Сергей, слушая парня, понимал, что тот не врет. Прикарманил монету по дурости, по дурости и срок получит, небольшой, наверное. Жалко дурака. Капитан черкал на листке, записывая каждое слово.
— Скажи, — снова обратился он к Петрову, — а командир-то ваш провел совещание? Такое дело — государственное имущество пропало. Кстати, если верить описи, куда-то подевались и сорок тысяч рублей, которые Притула с собой прихватил.
Петров покачал головой:
— Нет.
— И что же, ничего не сказал? — изумился Сергей.
Парень тряхнул волосами:
— Нет, велел молчать. — Он вдруг опустился на колени: — Товарищи начальники, пощадите меня, глупого. Я же вернул монетку, больше ничего у меня нет. Если посадят — как моя семья? А станичники? Мне же им в глаза стыдно смотреть будет.
— Все решит суд, — коротко бросил капитан. — Может, и немного получишь. В доме твоем обыск проведем. Если что-нибудь найдем — пеняй на себя.
Он позвал солдата, и тот, тыкая штыком в спину Петрова, повел его в избу, временно превращенную в камеру.
Проводив задержанного, Алексей раздавил папиросу о край стола.
— Странно все это, — заметил он, — ты не находишь?
Воронцов кивнул:
— Более чем. Жаль, что командир погиб. Иначе я бы спросил, почему он не обыскал всех бойцов. Петров, несомненно, подходил к речке, видел чемодан и оставшиеся ценности, но до него могли видеть и другие. Дело было летом, многие могли подойти, чтобы искупаться. Только они оказались не такими честными и никому не рассказали о находках.
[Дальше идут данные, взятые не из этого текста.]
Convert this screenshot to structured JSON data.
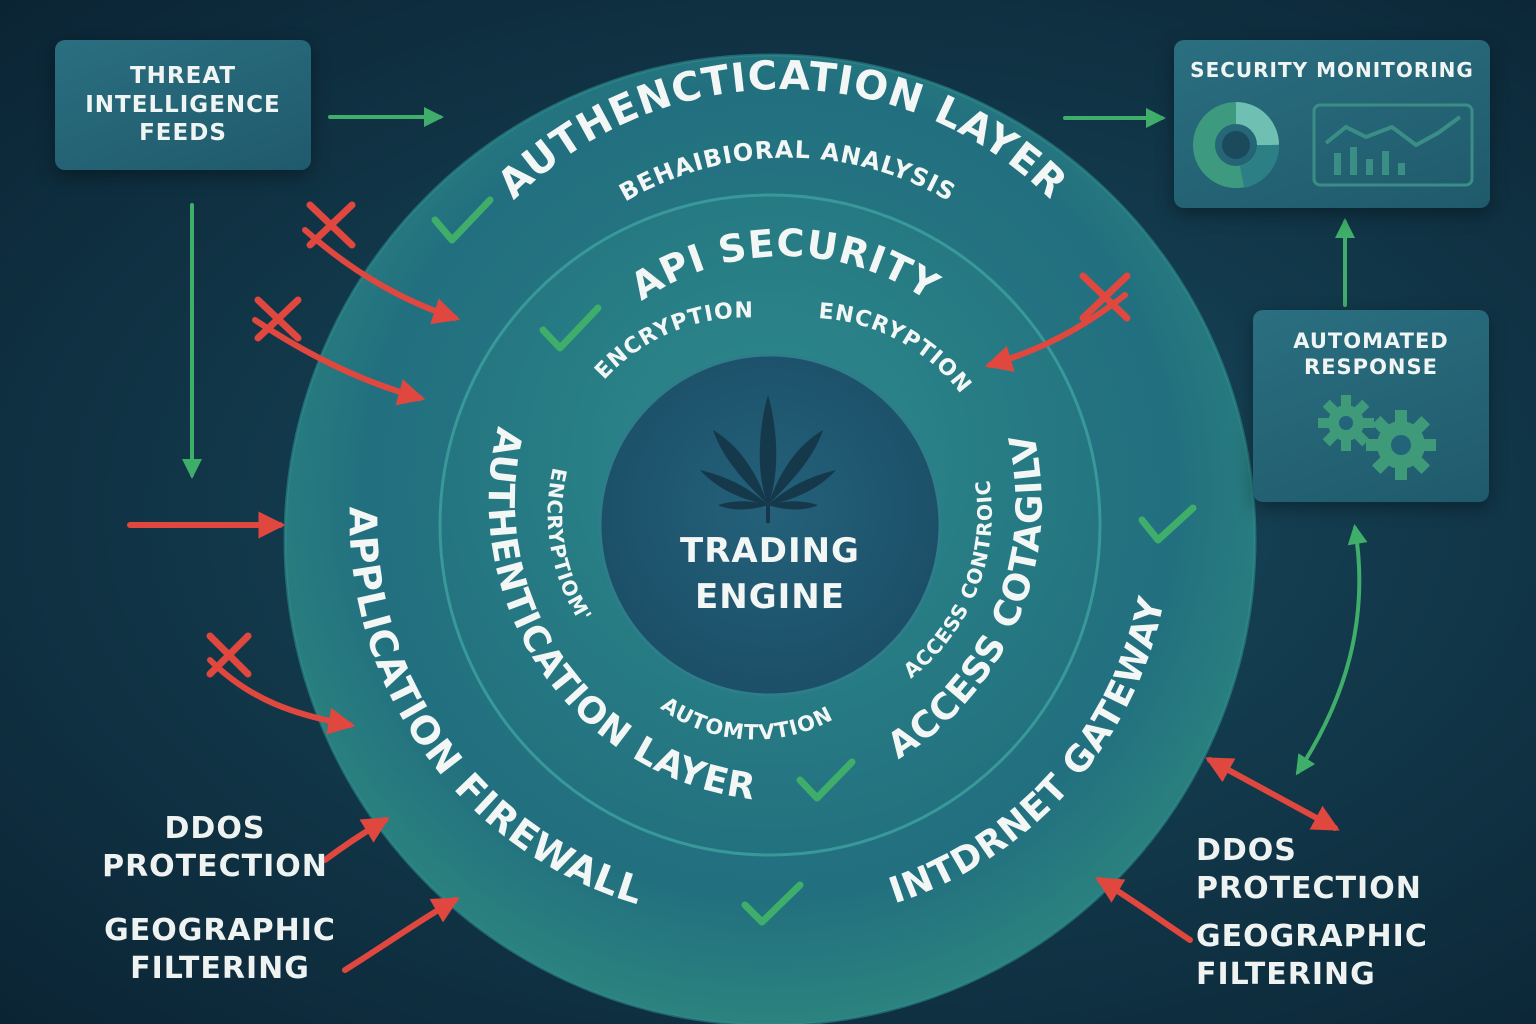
{
  "center": {
    "line1": "TRADING",
    "line2": "ENGINE",
    "icon": "leaf-icon"
  },
  "rings": {
    "outer_top": "AUTHENCTICATION LAYER",
    "outer_sub": "BEHAIBIORAL ANALYSIS",
    "outer_left": "APPLICATION FIREWALL",
    "outer_right": "INTDRNET GATEWAY",
    "middle_top": "API SECURITY",
    "middle_enc_left": "ENCRYPTION",
    "middle_enc_right": "ENCRYPTION",
    "middle_left": "AUTHENTICATION LAYER",
    "middle_right": "ACCESS COTAGILV",
    "inner_left": "ENCRYPTIOM'",
    "inner_right": "ACCESS CONTROIC",
    "inner_bottom": "AUTOMTVTION"
  },
  "boxes": {
    "threat": {
      "line1": "THREAT",
      "line2": "INTELLIGENCE",
      "line3": "FEEDS"
    },
    "monitoring": {
      "title": "SECURITY MONITORING",
      "icons": [
        "donut-chart-icon",
        "line-chart-icon"
      ]
    },
    "automated": {
      "line1": "AUTOMATED",
      "line2": "RESPONSE",
      "icon": "gears-icon"
    }
  },
  "left_labels": {
    "ddos1": "DDOS",
    "ddos2": "PROTECTION",
    "geo1": "GEOGRAPHIC",
    "geo2": "FILTERING"
  },
  "right_labels": {
    "ddos1": "DDOS",
    "ddos2": "PROTECTION",
    "geo1": "GEOGRAPHIC",
    "geo2": "FILTERING"
  },
  "colors": {
    "allowed": "#3fae6a",
    "blocked": "#e0473f",
    "ring_outer": "#23707f",
    "ring_middle": "#2a7f86",
    "core": "#1f5a72"
  }
}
— Попробуем выжать из оставшихся четверых, — вздохнул Алексей.
Он встал и постучал в дверь. На стук прибежал старичок со своей угодливой улыбкой.
— Шапошникову давай, Ирину, — приказал капитан, и местный житель молниеносно скрылся. — Может, баба кое-что прояснит, — задумчиво проговорил следователь, жуя кончик перьевой ручки. — Ей сидеть никак нельзя, одна-одинешенька с прижитым на войне ребенком. А вот и наша красавица. — Сергей заметил, что появившаяся на пороге Шапошникова действительно была красива. Именно такими он представлял настоящих казачек: высокая, статная, пышногрудая, с густыми льняными волосами, заплетенными в толстую косу и уложенными на затылке. Фиалковые глаза прятали испуг, бледные щеки покрылись красными пятнами.